The formation of a dimer of the Ig5-FN1 tandem was unexpected. However, analysis of purified unglycosylated Ig5-FN1 by analytical ultracentrifugation demonstrated that it forms concentration-dependent dimers (supplemental Fig. 1). Inspection of the dimer interface reveals several interactions between Ig5 and FN1 residues (Fig. 1C). The side chain of Asp-551, flanking the FN1 α helix, makes a main-chain hydrogen bond with Ala-405 in Ig5, as well as a side-chain electrostatic interaction with Lys-407 in Ig5. The side chain of Lys-553, within the FN1 α helix, makes a main-chain hydrogen bond with Gln-487 of Ig5, whereas the side chain of Lys-532 in FN1 makes a main-chain hydrogen bond with Met-403 at the N terminus of the Ig5 domain (Fig. 1C). However, we noted that the ASN4 glycosylation sites in the two Ig5 domains are positioned between these domains in the dimer in such a way that, if they are glycosylated, this could prevent dimer formation (Fig. 1, A and C). To investigate whether a similar dimer might exist in vivo, we analyzed the use of the ASN4 glycosylation site and the self-association of glycosylated Ig5-FN1 expressed in mammalian cells.
NCAM Ig5-FN1 Is Glycosylated on ASN4 When Expressed in Mammalian Cells
Various analyses of NCAM glycosylation site usage have yielded disparate results (59, 60). However, a recent mass spectrometry analysis of the glycosylation pattern of NCAM isolated from adult mouse brain demonstrated that all of the six consensus N-linked glycosylation sites are modified, including ASN4 (61). To confirm that Ig5-FN1 is glycosylated on ASN4, we expressed a truncated NCAM protein consisting of Ig5, FN1, the transmembrane region, and cytoplasmic tail (Ig5-FN1) in COS-1 cells and performed PNGaseF analysis of the unmodified protein, and mutants with either ASN5 and ASN6 mutated to Gln (Ig5-FN1 Asn[5.6]Gln) or all three glycosylation site Asn residues mutated to Gln (Ig5-FN1 Asn[4.5.6]Gln). These Asn to Gln mutations disrupted the consensus Asn-X-Ser/Thr N-linked glycosylation sites, preventing glycan addition. Immunofluorescence microscopy demonstrated that all the mutant proteins trafficked to the cell surface, like wild-type Ig5-FN1 and NCAM, indicating that the loss of glycosylation sites did not severely affect protein folding (data not shown).

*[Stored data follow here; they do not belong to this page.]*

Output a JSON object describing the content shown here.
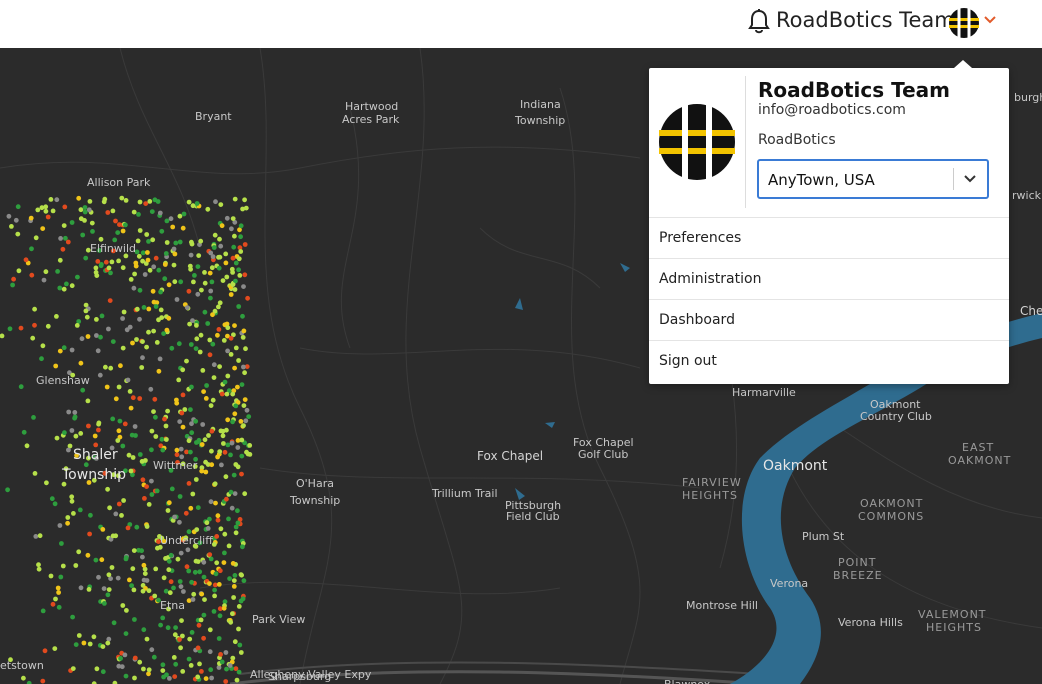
{
  "header": {
    "user_name": "RoadBotics Team",
    "icons": {
      "notifications": "bell-icon",
      "account": "roadbotics-logo",
      "menu": "chevron-down-icon"
    },
    "accent_color": "#e25b2b"
  },
  "account_menu": {
    "name": "RoadBotics Team",
    "email": "info@roadbotics.com",
    "organization": "RoadBotics",
    "location_select": {
      "selected": "AnyTown, USA"
    },
    "items": [
      {
        "label": "Preferences"
      },
      {
        "label": "Administration"
      },
      {
        "label": "Dashboard"
      },
      {
        "label": "Sign out"
      }
    ]
  },
  "map": {
    "labels": [
      {
        "text": "Bryant"
      },
      {
        "text": "Hartwood"
      },
      {
        "text": "Acres Park"
      },
      {
        "text": "Indiana"
      },
      {
        "text": "Township"
      },
      {
        "text": "Allison Park"
      },
      {
        "text": "Elfinwild"
      },
      {
        "text": "Glenshaw"
      },
      {
        "text": "Shaler"
      },
      {
        "text": "Township"
      },
      {
        "text": "Wittmer"
      },
      {
        "text": "O'Hara"
      },
      {
        "text": "Township"
      },
      {
        "text": "Undercliff"
      },
      {
        "text": "Etna"
      },
      {
        "text": "Park View"
      },
      {
        "text": "Sharpsburg"
      },
      {
        "text": "Fox Chapel"
      },
      {
        "text": "Trillium Trail"
      },
      {
        "text": "Fox Chapel"
      },
      {
        "text": "Golf Club"
      },
      {
        "text": "Pittsburgh"
      },
      {
        "text": "Field Club"
      },
      {
        "text": "Harmarville"
      },
      {
        "text": "FAIRVIEW"
      },
      {
        "text": "HEIGHTS"
      },
      {
        "text": "Oakmont"
      },
      {
        "text": "Oakmont"
      },
      {
        "text": "Country Club"
      },
      {
        "text": "EAST"
      },
      {
        "text": "OAKMONT"
      },
      {
        "text": "OAKMONT"
      },
      {
        "text": "COMMONS"
      },
      {
        "text": "Plum St"
      },
      {
        "text": "POINT"
      },
      {
        "text": "BREEZE"
      },
      {
        "text": "Verona"
      },
      {
        "text": "Montrose Hill"
      },
      {
        "text": "Verona Hills"
      },
      {
        "text": "VALEMONT"
      },
      {
        "text": "HEIGHTS"
      },
      {
        "text": "burgh"
      },
      {
        "text": "rwick"
      },
      {
        "text": "Che"
      },
      {
        "text": "etstown"
      },
      {
        "text": "Allegheny Valley Expy"
      },
      {
        "text": "Blawnox"
      }
    ],
    "colors": {
      "land": "#2b2b2b",
      "water": "#2f6c8f",
      "roads": "#3b3b3b",
      "good": "#2e9e3e",
      "fair": "#b6e04a",
      "poor": "#f0c419",
      "bad": "#e24a1e"
    }
  }
}
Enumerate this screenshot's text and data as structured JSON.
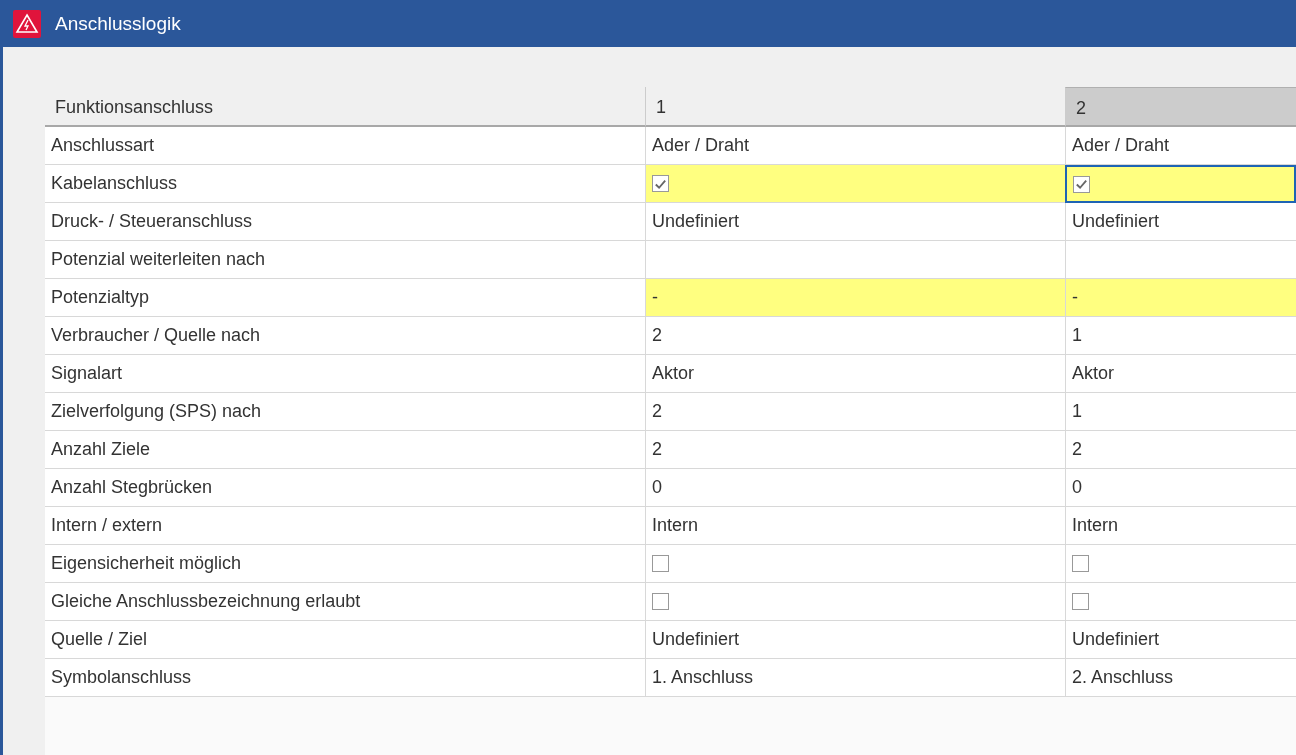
{
  "window": {
    "title": "Anschlusslogik"
  },
  "table": {
    "header": "Funktionsanschluss",
    "columns": [
      {
        "label": "1",
        "selected": false
      },
      {
        "label": "2",
        "selected": true
      }
    ],
    "rows": [
      {
        "label": "Anschlussart",
        "kind": "text",
        "highlighted": false,
        "cells": [
          {
            "value": "Ader / Draht",
            "focused": false
          },
          {
            "value": "Ader / Draht",
            "focused": false
          }
        ]
      },
      {
        "label": "Kabelanschluss",
        "kind": "checkbox",
        "highlighted": true,
        "cells": [
          {
            "checked": true,
            "focused": false
          },
          {
            "checked": true,
            "focused": true
          }
        ]
      },
      {
        "label": "Druck- / Steueranschluss",
        "kind": "text",
        "highlighted": false,
        "cells": [
          {
            "value": "Undefiniert",
            "focused": false
          },
          {
            "value": "Undefiniert",
            "focused": false
          }
        ]
      },
      {
        "label": "Potenzial weiterleiten nach",
        "kind": "text",
        "highlighted": false,
        "cells": [
          {
            "focused": false
          },
          {
            "focused": false
          }
        ]
      },
      {
        "label": "Potenzialtyp",
        "kind": "text",
        "highlighted": true,
        "cells": [
          {
            "value": "-",
            "focused": false
          },
          {
            "value": "-",
            "focused": false
          }
        ]
      },
      {
        "label": "Verbraucher / Quelle nach",
        "kind": "text",
        "highlighted": false,
        "cells": [
          {
            "value": "2",
            "focused": false
          },
          {
            "value": "1",
            "focused": false
          }
        ]
      },
      {
        "label": "Signalart",
        "kind": "text",
        "highlighted": false,
        "cells": [
          {
            "value": "Aktor",
            "focused": false
          },
          {
            "value": "Aktor",
            "focused": false
          }
        ]
      },
      {
        "label": "Zielverfolgung (SPS) nach",
        "kind": "text",
        "highlighted": false,
        "cells": [
          {
            "value": "2",
            "focused": false
          },
          {
            "value": "1",
            "focused": false
          }
        ]
      },
      {
        "label": "Anzahl Ziele",
        "kind": "text",
        "highlighted": false,
        "cells": [
          {
            "value": "2",
            "focused": false
          },
          {
            "value": "2",
            "focused": false
          }
        ]
      },
      {
        "label": "Anzahl Stegbrücken",
        "kind": "text",
        "highlighted": false,
        "cells": [
          {
            "value": "0",
            "focused": false
          },
          {
            "value": "0",
            "focused": false
          }
        ]
      },
      {
        "label": "Intern / extern",
        "kind": "text",
        "highlighted": false,
        "cells": [
          {
            "value": "Intern",
            "focused": false
          },
          {
            "value": "Intern",
            "focused": false
          }
        ]
      },
      {
        "label": "Eigensicherheit möglich",
        "kind": "checkbox",
        "highlighted": false,
        "cells": [
          {
            "checked": false,
            "focused": false
          },
          {
            "checked": false,
            "focused": false
          }
        ]
      },
      {
        "label": "Gleiche Anschlussbezeichnung erlaubt",
        "kind": "checkbox",
        "highlighted": false,
        "cells": [
          {
            "checked": false,
            "focused": false
          },
          {
            "checked": false,
            "focused": false
          }
        ]
      },
      {
        "label": "Quelle / Ziel",
        "kind": "text",
        "highlighted": false,
        "cells": [
          {
            "value": "Undefiniert",
            "focused": false
          },
          {
            "value": "Undefiniert",
            "focused": false
          }
        ]
      },
      {
        "label": "Symbolanschluss",
        "kind": "text",
        "highlighted": false,
        "cells": [
          {
            "value": "1. Anschluss",
            "focused": false
          },
          {
            "value": "2. Anschluss",
            "focused": false
          }
        ]
      }
    ]
  }
}
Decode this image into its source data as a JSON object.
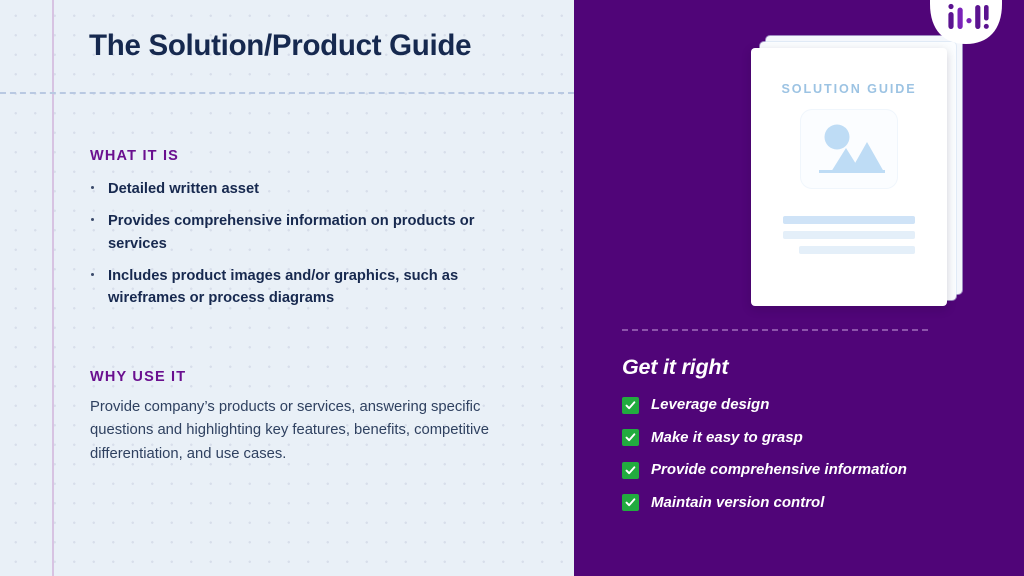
{
  "slide": {
    "title": "The Solution/Product Guide",
    "accent_purple": "#500578",
    "heading_purple": "#6a0f8f",
    "title_navy": "#16294f",
    "check_green": "#22ab3f",
    "left_bg": "#e9f0f7"
  },
  "logo": {
    "name": "imi-logo",
    "alt_text": "i|·|!"
  },
  "left": {
    "what": {
      "heading": "WHAT IT IS",
      "items": [
        "Detailed written asset",
        "Provides comprehensive information on products or services",
        "Includes product images and/or graphics, such as wireframes or process diagrams"
      ]
    },
    "why": {
      "heading": "WHY USE IT",
      "body": "Provide company’s products or services, answering specific questions and highlighting key features, benefits, competitive differentiation, and use cases."
    }
  },
  "right": {
    "document": {
      "title": "SOLUTION GUIDE",
      "image_placeholder_icon": "image-placeholder-icon",
      "text_line_count": 3
    },
    "get_it_right": {
      "heading": "Get it right",
      "items": [
        "Leverage design",
        "Make it easy to grasp",
        "Provide comprehensive information",
        "Maintain version control"
      ]
    }
  }
}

PNGaseF, a glycosidase that cleaves all types of N-linked glycans, was used to demonstrate the presence or absence of N-glycans on these proteins. As shown in Fig. 2, treatment of Ig5-FN1 with PNGaseF results in a decrease in molecular mass on SDS-PAGE from 74 to 64 kDa, thereby confirming this protein is glycosylated on N-linked glycans. Data presented below in Fig. 8 suggest that the two bands seen in the untreated Ig5-FN1 lane represent molecules with sialylated, complex type N-glycans (upper band) and those possessing high mannose type N-glycans (lower band), both of which will be removed by PNGaseF. The Ig5-FN1 Asn[5.6]Gln mutant also migrated at a lower molecular mass upon PNGaseF treatment, suggesting the presence of an additional N-linked glycan. When ASN4 was additionally replaced in the Ig5-FN1 Asn[4.5.6]Gln mutant, PNGaseF had no further effect on molecular mass, indicating no additional N-glycan attachment sites remained, and demonstrating that all three N-glycosylation sites were used. These results confirmed that ASN4 is glycosylated on membrane-associated Ig5-FN1 expressed in mammalian cells.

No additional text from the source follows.